Nor did the agitators want to push it too hard, for fear of creating another damaging federal distraction before the NSW election – Mike Baird is already facing nasty headwinds thanks to Labor’s crass and xenophobic anti-privatisation campaign.

And Liberals wanting to get a proper measure of the anti-Abbott mood in the election didn’t particularly want to spoil the experiment with extraneous issues.

But such were the expectations of the coalition partyroom meeting on Tuesday that even a no-show of the topic was greeted as a victory by the Australian Christian Lobby which announced shortly after midday on Tuesday that it welcomed news the Liberal Party would continue to vote “as one” on marriage.

“The response from supporters of marriage has been magnificent,” ACL managing director Lyle Shelton said, revealing that more than 20,000 anti-gay marriage Australians had bombarded Liberal MPs backers in response to the ACL’s campaign.

“Legislating a family structure which requires a child to miss out on their mother or father should not be supported by mainstream political parties.

“It is quite appropriate that the Liberal Party has a party position supporting marriage between a man and a woman.”

At this point, it’s important to note that no-one thinks that a vote on gay marriage would succeed right now in the Lower House, even if Liberal Democrat Senator David Leyonhjelm’s Freedom to Marry Bill scraped though the Senate.

But it is an issue that has developed a quick evolution among MPs as they struggle to keep up with the times or, in some instances, reconsider old instincts at the urging of younger family members.

As Liberal MP Warren Entsch, a moustachioed former crocodile hunter from north Queensland and unlikely champion of gay rights revealed to this column this week, some of his colleagues who oppose gay marriage have been chastised by their children for being so old-fashioned.
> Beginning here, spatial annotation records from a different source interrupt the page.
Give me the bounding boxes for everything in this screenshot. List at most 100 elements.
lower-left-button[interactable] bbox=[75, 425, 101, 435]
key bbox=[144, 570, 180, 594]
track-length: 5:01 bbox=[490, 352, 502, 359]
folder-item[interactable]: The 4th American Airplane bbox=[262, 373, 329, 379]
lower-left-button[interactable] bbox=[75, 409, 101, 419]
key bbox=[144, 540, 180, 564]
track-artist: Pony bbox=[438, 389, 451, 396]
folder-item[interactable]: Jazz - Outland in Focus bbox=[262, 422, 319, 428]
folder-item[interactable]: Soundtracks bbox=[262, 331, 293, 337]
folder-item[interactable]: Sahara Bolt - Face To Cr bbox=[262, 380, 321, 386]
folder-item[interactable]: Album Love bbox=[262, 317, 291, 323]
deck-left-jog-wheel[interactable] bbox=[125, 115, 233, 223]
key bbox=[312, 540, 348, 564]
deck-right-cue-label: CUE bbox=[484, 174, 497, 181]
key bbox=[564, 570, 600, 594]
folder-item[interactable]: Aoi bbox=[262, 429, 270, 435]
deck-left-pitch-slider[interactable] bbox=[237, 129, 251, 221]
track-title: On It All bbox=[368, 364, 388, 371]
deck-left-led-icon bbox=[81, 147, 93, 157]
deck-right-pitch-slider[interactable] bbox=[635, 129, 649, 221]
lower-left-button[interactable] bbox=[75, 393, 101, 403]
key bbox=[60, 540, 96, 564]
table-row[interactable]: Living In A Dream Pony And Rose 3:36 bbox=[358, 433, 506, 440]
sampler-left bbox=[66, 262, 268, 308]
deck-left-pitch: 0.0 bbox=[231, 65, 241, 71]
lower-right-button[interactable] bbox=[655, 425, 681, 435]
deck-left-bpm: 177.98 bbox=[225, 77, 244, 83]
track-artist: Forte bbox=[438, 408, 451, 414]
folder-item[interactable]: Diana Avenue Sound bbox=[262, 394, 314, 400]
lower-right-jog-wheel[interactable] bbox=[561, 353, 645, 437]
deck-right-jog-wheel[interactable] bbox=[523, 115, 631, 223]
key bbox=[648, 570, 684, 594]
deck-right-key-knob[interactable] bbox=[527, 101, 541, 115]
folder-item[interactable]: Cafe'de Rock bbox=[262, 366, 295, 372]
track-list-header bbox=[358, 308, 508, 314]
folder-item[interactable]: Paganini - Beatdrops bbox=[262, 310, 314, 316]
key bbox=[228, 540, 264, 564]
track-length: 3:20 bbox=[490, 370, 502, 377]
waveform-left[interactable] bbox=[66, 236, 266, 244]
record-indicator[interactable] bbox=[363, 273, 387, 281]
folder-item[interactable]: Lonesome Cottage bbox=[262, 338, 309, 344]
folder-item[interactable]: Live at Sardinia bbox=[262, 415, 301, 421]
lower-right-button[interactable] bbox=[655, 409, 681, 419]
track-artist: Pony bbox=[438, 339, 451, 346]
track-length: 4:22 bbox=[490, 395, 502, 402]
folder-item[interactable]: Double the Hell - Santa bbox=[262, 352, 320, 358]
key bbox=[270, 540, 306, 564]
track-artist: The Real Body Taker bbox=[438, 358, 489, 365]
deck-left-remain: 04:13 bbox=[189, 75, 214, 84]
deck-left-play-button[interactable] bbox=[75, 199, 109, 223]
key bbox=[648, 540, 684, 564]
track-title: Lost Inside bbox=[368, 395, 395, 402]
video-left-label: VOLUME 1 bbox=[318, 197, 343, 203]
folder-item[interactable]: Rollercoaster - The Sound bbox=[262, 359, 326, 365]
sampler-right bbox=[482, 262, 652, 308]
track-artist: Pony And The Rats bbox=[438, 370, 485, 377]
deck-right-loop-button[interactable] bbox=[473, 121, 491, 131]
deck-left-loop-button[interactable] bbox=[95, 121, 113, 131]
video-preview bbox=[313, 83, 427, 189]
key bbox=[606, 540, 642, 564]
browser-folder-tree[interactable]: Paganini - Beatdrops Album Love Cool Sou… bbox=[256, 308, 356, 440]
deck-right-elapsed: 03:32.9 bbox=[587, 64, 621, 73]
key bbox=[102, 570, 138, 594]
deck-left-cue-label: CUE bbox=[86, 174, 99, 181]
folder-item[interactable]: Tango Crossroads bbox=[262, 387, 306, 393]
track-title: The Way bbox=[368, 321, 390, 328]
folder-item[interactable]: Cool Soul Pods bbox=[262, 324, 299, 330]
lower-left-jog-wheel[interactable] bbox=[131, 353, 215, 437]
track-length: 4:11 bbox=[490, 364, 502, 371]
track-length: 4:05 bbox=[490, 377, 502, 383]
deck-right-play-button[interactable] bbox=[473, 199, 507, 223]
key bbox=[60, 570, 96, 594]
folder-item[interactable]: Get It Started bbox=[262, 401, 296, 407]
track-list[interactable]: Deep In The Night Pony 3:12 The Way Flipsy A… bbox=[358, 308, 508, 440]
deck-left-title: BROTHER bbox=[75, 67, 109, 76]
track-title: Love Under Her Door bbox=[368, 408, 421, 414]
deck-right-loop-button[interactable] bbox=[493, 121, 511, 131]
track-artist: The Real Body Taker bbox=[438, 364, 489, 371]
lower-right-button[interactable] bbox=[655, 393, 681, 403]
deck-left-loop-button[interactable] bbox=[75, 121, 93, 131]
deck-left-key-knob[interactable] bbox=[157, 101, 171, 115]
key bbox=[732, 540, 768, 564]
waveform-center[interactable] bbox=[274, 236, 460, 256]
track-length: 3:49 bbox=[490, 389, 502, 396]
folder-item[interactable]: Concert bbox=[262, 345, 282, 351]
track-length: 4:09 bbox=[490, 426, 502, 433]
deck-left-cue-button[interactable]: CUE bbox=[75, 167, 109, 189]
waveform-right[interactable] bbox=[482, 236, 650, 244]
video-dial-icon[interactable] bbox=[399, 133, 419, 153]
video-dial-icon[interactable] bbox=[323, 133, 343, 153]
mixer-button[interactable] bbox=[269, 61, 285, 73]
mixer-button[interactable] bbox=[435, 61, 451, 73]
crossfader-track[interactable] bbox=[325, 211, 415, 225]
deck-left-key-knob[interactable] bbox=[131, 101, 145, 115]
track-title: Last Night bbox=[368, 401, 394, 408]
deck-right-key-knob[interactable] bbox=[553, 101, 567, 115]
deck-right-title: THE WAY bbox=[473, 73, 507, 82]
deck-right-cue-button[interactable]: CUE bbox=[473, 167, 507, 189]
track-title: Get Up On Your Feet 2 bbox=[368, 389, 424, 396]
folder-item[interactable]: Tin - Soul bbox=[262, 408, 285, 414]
Entsch has doubts Leyonhjelm’s Bill will ever see the light of day but as chair of the parliamentary friends of lesbian, gay, bisexual, transgender and intersex group he says he would sponsor a Government Bill if needed.

On the other side of the Chamber, the difficulty is not how to start the conversation but where to stop.
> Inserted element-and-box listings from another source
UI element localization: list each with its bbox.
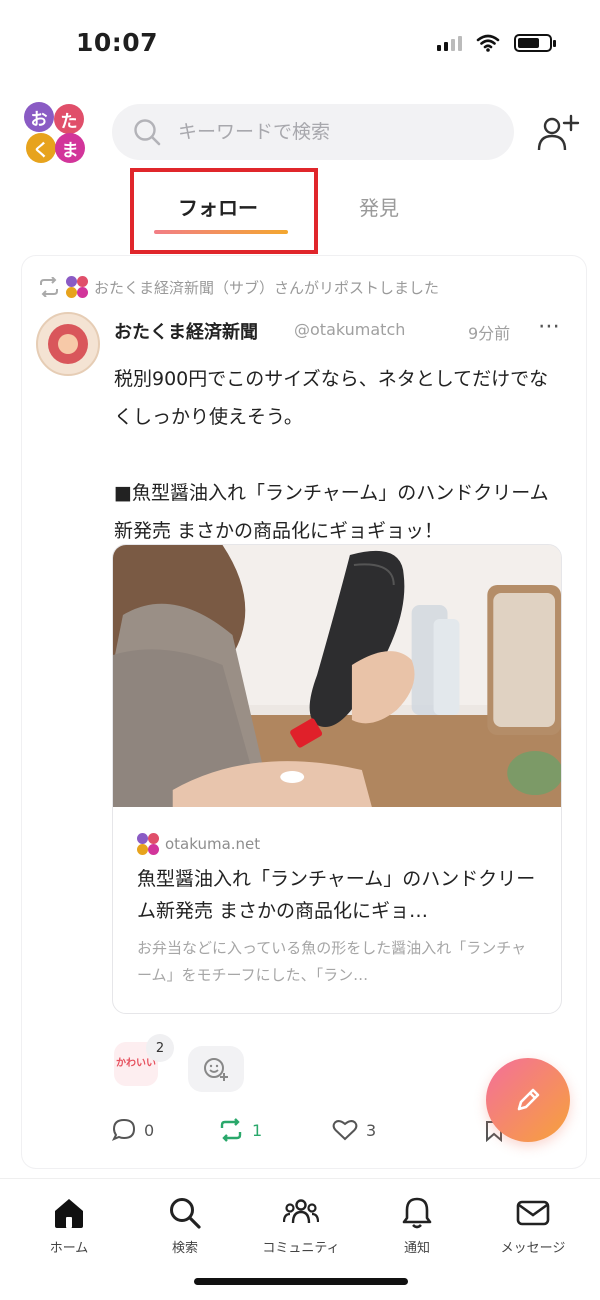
more-options-icon[interactable]: ⋯ (538, 314, 561, 339)
logo-char: お (24, 102, 54, 132)
logo-char: た (54, 104, 84, 134)
nav-label: コミュニティ (262, 1241, 340, 1256)
search-icon (170, 1198, 201, 1229)
post-card[interactable]: おたくま経済新聞（サブ）さんがリポストしました おたくま経済新聞 @otakum… (22, 256, 586, 1168)
repost-text: おたくま経済新聞（サブ）さんがリポストしました (94, 278, 440, 297)
logo-char: ま (55, 133, 85, 163)
repost-count: 1 (252, 1120, 263, 1140)
logo-char: く (26, 133, 56, 163)
repost-icon (220, 1118, 242, 1142)
add-reaction-button[interactable] (188, 1046, 244, 1092)
nav-label: 検索 (171, 1241, 198, 1256)
home-indicator[interactable] (194, 1278, 408, 1285)
post-body: 税別900円でこのサイズなら、ネタとしてだけでなくしっかり使えそう。 ■魚型醤油… (114, 368, 549, 542)
avatar[interactable] (36, 312, 100, 376)
compose-button[interactable] (486, 1058, 570, 1142)
community-icon (283, 1199, 319, 1224)
cellular-signal-icon (437, 35, 462, 51)
link-domain: otakuma.net (137, 833, 260, 855)
pencil-icon (517, 1088, 540, 1111)
nav-label: ホーム (49, 1241, 89, 1256)
link-description: お弁当などに入っている魚の形をした醤油入れ「ランチャーム」をモチーフにした、「ラ… (137, 939, 527, 984)
wifi-icon (476, 34, 500, 52)
heart-icon (332, 1120, 358, 1141)
comment-icon (112, 1118, 136, 1141)
status-bar: 10:07 (0, 0, 600, 90)
nav-home[interactable]: ホーム (14, 1195, 124, 1256)
reaction-count-badge: 2 (146, 1034, 174, 1062)
mail-icon (516, 1200, 550, 1226)
tab-discover[interactable]: 発見 (359, 192, 399, 221)
app-header: お た く ま (0, 98, 600, 170)
tab-follow[interactable]: フォロー (178, 192, 258, 221)
link-title: 魚型醤油入れ「ランチャーム」のハンドクリーム新発売 まさかの商品化にギョ… (137, 868, 536, 922)
repost-indicator: おたくま経済新聞（サブ）さんがリポストしました (38, 276, 439, 298)
nav-search[interactable]: 検索 (130, 1195, 240, 1256)
status-icons (437, 34, 556, 52)
comment-count: 0 (144, 1120, 155, 1140)
link-preview-card[interactable]: otakuma.net 魚型醤油入れ「ランチャーム」のハンドクリーム新発売 まさ… (112, 544, 562, 1014)
like-count: 3 (366, 1120, 377, 1140)
post-handle[interactable]: @otakumatch (294, 320, 405, 339)
active-tab-indicator (154, 230, 288, 234)
bell-icon (402, 1197, 432, 1229)
home-icon (55, 1199, 83, 1228)
nav-messages[interactable]: メッセージ (478, 1195, 588, 1256)
repost-button[interactable]: 1 (218, 1118, 262, 1142)
feed-tabs: フォロー 発見 (0, 168, 600, 254)
nav-label: 通知 (403, 1241, 430, 1256)
like-button[interactable]: 3 (332, 1118, 376, 1142)
post-time: 9分前 (468, 324, 511, 343)
status-time: 10:07 (76, 28, 159, 57)
battery-icon (514, 34, 556, 52)
search-icon (134, 119, 161, 146)
link-domain-text: otakuma.net (165, 835, 261, 853)
reposter-logo (66, 276, 88, 298)
nav-label: メッセージ (500, 1241, 566, 1256)
nav-notifications[interactable]: 通知 (362, 1195, 472, 1256)
link-preview-image (113, 545, 561, 807)
app-logo[interactable]: お た く ま (24, 102, 86, 164)
add-emoji-icon (204, 1058, 228, 1081)
site-favicon (137, 833, 159, 855)
comment-button[interactable]: 0 (112, 1118, 154, 1142)
add-user-icon[interactable] (536, 112, 580, 156)
post-author[interactable]: おたくま経済新聞 (114, 318, 258, 344)
search-bar[interactable] (112, 104, 514, 160)
search-input[interactable] (178, 121, 478, 143)
nav-community[interactable]: コミュニティ (246, 1195, 356, 1256)
repost-icon (40, 277, 58, 297)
A series of Labor State conferences has voted to make marriage equality ALP policy.

There is a plan afoot to make it part of the national platform at the ALP national conference in July. This would bind Labor MPs and senators to support any legislative attempt to legalise gay marriage.

Any Labor MP or senator who felt unable to toe the line and crossed the floor would be expelled from the party.

One of them would be WA Labor Senator Joe Bullock, the veteran unionist, one-time Liberal Party member and university mate of Abbott.

Bullock would be among half a dozen Labor senators alone.

To insist a vote on gay marriage is binding would be insane, says one senior Labor MP who is one of many 50-something male politicians in Parliament to have dropped his opposition to gay marriage.

“One of constant themes in Aaron Sorkin’s West Wing is that the smartest people sometimes do really dumb things,” the Labor MP says.

Too true. Forcing a vote on an issue that is ultimately about choice would be dumb indeed.